How to monitor ML runs live: step by step guide

Introduction

This guide will show you how to:

  • Monitor training and evaluation metrics and losses live

  • Monitor hardware resources during training

By the end of it, you will monitor your metrics, losses, and hardware live in Neptune!

Before you start

Make sure you meet the following prerequisites before starting:

Note

You can run this how-to on Google Colab with zero setup.

Just click on the Open in Colab button on the top of the page.

Step 1: Create a basic training script

As an example I’ll use a script that trains a Keras model on mnist dataset.

Note

You don’t have to use Keras to monitor your training runs live with Neptune.

I am using it as an easy to follow example.

There are links to integrations with other ML frameworks and useful articles about monitoring in the text.

  1. Create a file train.py and copy the script below.

train.py

import keras

PARAMS = {'epoch_nr': 100,
          'batch_size': 256,
          'lr': 0.005,
          'momentum': 0.4,
          'use_nesterov': True,
          'unit_nr': 256,
          'dropout': 0.05}

mnist = keras.datasets.mnist
(x_train, y_train),(x_test, y_test) = mnist.load_data()
x_train, x_test = x_train / 255.0, x_test / 255.0

model = keras.models.Sequential([
  keras.layers.Flatten(),
  keras.layers.Dense(PARAMS['unit_nr'], activation=keras.activations.relu),
  keras.layers.Dropout(PARAMS['dropout']),
  keras.layers.Dense(10, activation=keras.activations.softmax)
])

optimizer = keras.optimizers.SGD(lr=PARAMS['lr'],
                                 momentum=PARAMS['momentum'],
                                 nesterov=PARAMS['use_nesterov'],)
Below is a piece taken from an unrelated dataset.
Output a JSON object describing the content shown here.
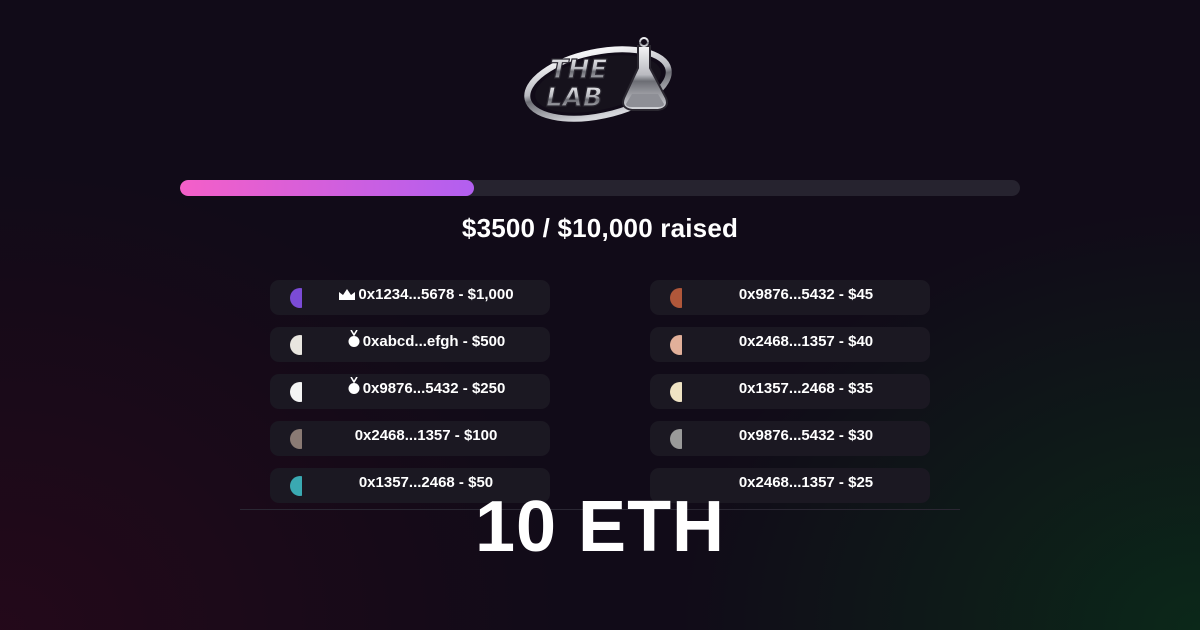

model.compile(optimizer=optimizer,
              loss='sparse_categorical_crossentropy',
              metrics=['accuracy'])

model.fit(x_train, y_train,
          epochs=PARAMS['epoch_nr'],
          batch_size=PARAMS['batch_size'])
  1. Run training to make sure that it works correctly.

python train.py

Step 2: Install psutil

To monitor hardware consumption in Neptune you need to have psutil installed.

pip

pip install psutil

conda

conda install -c anaconda psutil

Step 3: Connect Neptune to your script

At the top of your script add

import neptune

neptune.init(project_qualified_name='shared/onboarding',
             api_token='ANONYMOUS',
             )

You need to tell Neptune who you are and where you want to log things.

To do that you specify:

  • project_qualified_name=USERNAME/PROJECT_NAME: Neptune username and project

  • api_token=YOUR_API_TOKEN: your Neptune API token.

Note

If you configured your Neptune API token correctly, as described in Configure Neptune API token on your system, you can skip api_token argument:

neptune.init(project_qualified_name='YOUR_USERNAME/YOUR_PROJECT_NAME')

Step 4. Create an experiment

neptune.create_experiment(name='great-idea')
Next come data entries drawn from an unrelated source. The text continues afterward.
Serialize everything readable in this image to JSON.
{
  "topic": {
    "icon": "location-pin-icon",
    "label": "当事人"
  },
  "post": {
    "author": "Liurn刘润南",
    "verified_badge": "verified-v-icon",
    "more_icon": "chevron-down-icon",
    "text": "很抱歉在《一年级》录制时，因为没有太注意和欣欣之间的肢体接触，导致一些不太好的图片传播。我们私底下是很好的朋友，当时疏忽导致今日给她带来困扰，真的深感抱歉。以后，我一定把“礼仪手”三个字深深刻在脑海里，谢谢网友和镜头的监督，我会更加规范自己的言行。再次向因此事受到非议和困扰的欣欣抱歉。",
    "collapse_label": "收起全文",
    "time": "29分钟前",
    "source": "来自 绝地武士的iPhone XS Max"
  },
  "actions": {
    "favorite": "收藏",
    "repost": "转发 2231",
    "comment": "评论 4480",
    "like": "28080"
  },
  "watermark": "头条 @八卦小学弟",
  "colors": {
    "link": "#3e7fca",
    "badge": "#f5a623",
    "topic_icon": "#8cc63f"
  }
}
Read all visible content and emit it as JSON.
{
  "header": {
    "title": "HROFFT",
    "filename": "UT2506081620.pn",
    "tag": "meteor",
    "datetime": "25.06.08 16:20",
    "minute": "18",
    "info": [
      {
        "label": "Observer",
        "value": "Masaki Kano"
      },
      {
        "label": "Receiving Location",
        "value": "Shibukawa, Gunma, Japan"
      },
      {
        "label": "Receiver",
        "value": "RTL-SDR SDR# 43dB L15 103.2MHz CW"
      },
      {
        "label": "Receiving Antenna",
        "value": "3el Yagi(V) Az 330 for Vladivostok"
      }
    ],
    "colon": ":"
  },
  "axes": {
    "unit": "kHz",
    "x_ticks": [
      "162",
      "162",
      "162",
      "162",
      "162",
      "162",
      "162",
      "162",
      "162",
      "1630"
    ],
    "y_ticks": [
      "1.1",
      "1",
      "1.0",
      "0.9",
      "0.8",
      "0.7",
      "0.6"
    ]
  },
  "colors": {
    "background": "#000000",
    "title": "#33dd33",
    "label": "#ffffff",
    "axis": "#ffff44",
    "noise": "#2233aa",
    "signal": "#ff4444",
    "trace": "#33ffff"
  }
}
This opens a new “experiment” namespace in Neptune to which you can log various objects.

Step 5. Add logging for metrics and losses

To log a metric or loss to Neptune you should use neptune.log_metric method:

neptune.log_metric('loss', 0.26)

The first argument is the name of the log. You can have one or multiple log names (like ‘acc’, ‘f1_score’, ‘log-loss’, ‘test-acc’). The second argument is the value of the log.

Typically during training there will be some sort of a loop where those losses are logged. You can simply call neptune.log_metric multiple times on the same log name to log it at each step.

for i in range(epochs):
    ...
    neptune.log_metric('loss', loss)
    neptune.log_metric('metric', accuracy)
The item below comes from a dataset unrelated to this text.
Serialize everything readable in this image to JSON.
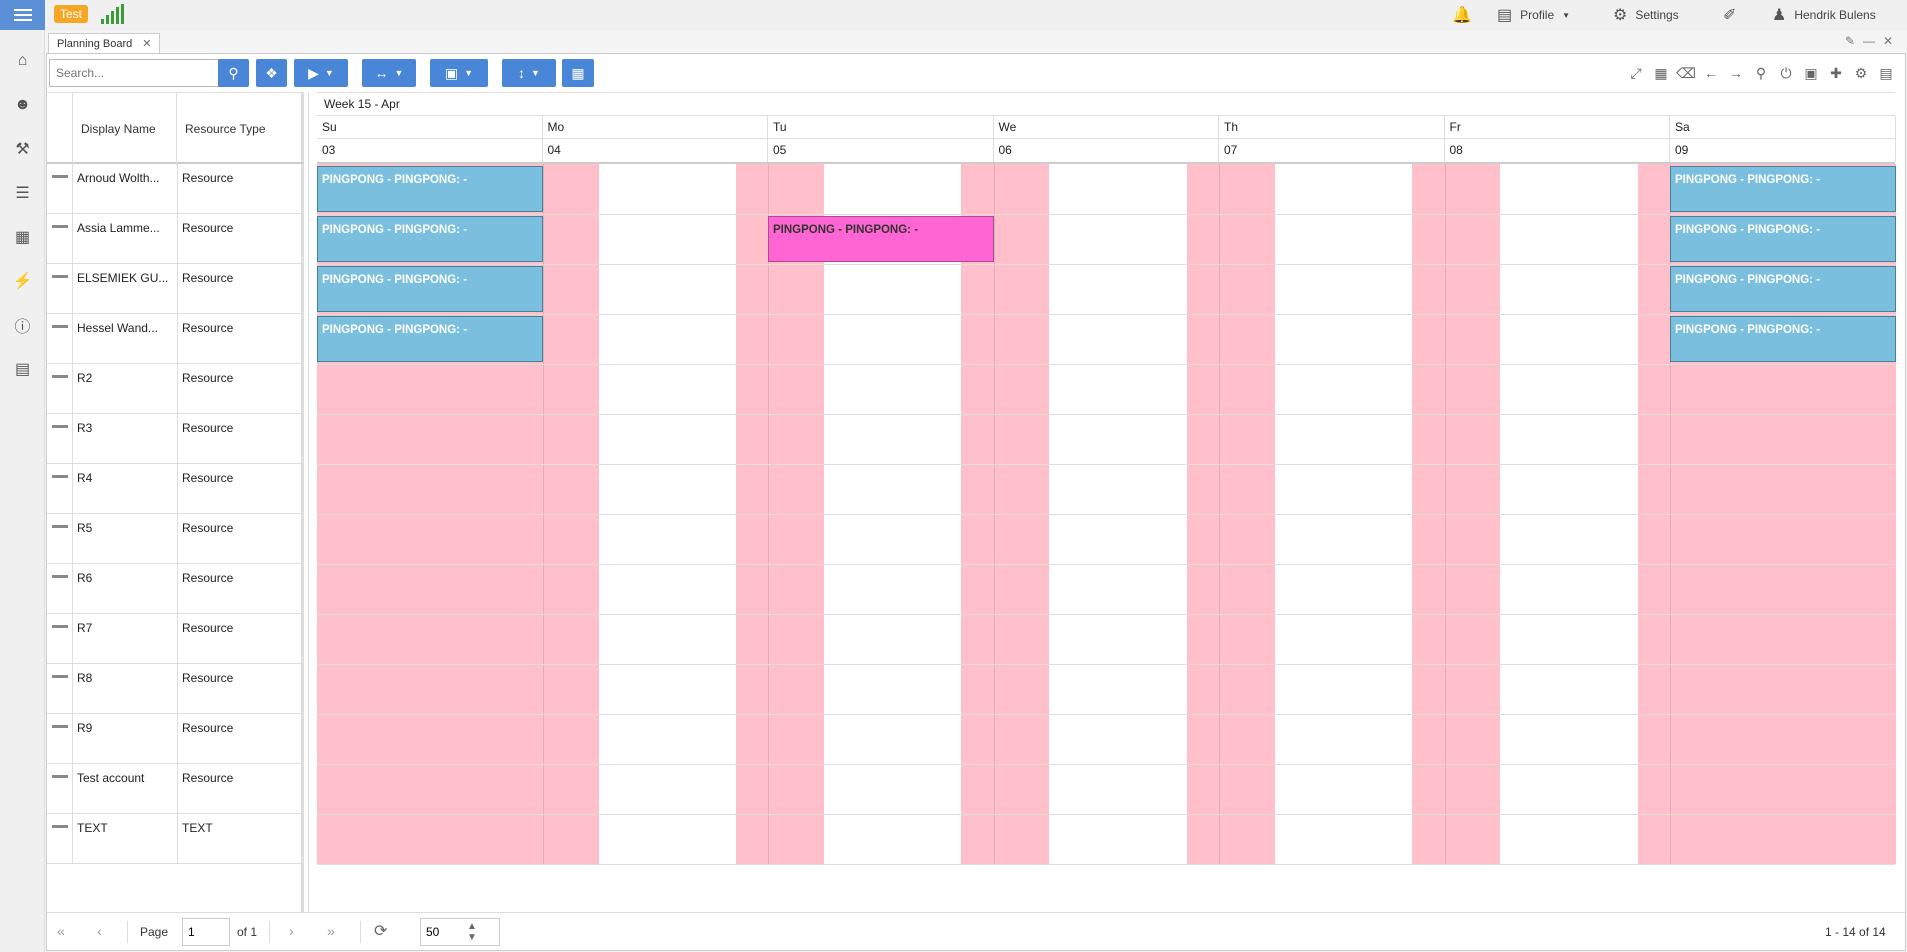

Many frameworks, like Keras, let you create a callback that is executed inside of the training loop.

Now that you know all this.

Steps for Keras

  1. Create a Neptune callback.

class NeptuneMonitor(keras.callbacks.Callback):
     def on_epoch_end(self, epoch, logs=None):
          for metric_name, metric_value in logs.items():
               neptune.log_metric(metric_name, metric_value)
  1. Pass callback to the model.fit() method:

model.fit(x_train, y_train,
           epochs=PARAMS['epoch_nr'],
           batch_size=PARAMS['batch_size'],
           callbacks=[NeptuneMonitor()])

Note

You don’t actually have to implement this callback yourself and can use the Callback that we created for Keras. It is one of many integrations with ML frameworks that Neptune has.

Tip

You may want to read our article on monitoring ML/DL experiments:

Step 6. Run your script and see results in Neptune

Run training script.

python train.py

If it worked correctly you should see:

  • a link to Neptune experiment. Click on it and go to the app

  • metrics and losses in the Logs and Charts sections of the UI

  • hardware consumption and console logs in the Monitoring section of the UI

Full script

import keras
import neptune

# set project
neptune.init(api_token='ANONYMOUS',
             project_qualified_name='shared/onboarding')

# parameters
PARAMS = {'epoch_nr': 100,
          'batch_size': 256,
          'lr': 0.005,
          'momentum': 0.4,
          'use_nesterov': True,
          'unit_nr': 256,
          'dropout': 0.05}

# start experiment
neptune.create_experiment(name='great-idea')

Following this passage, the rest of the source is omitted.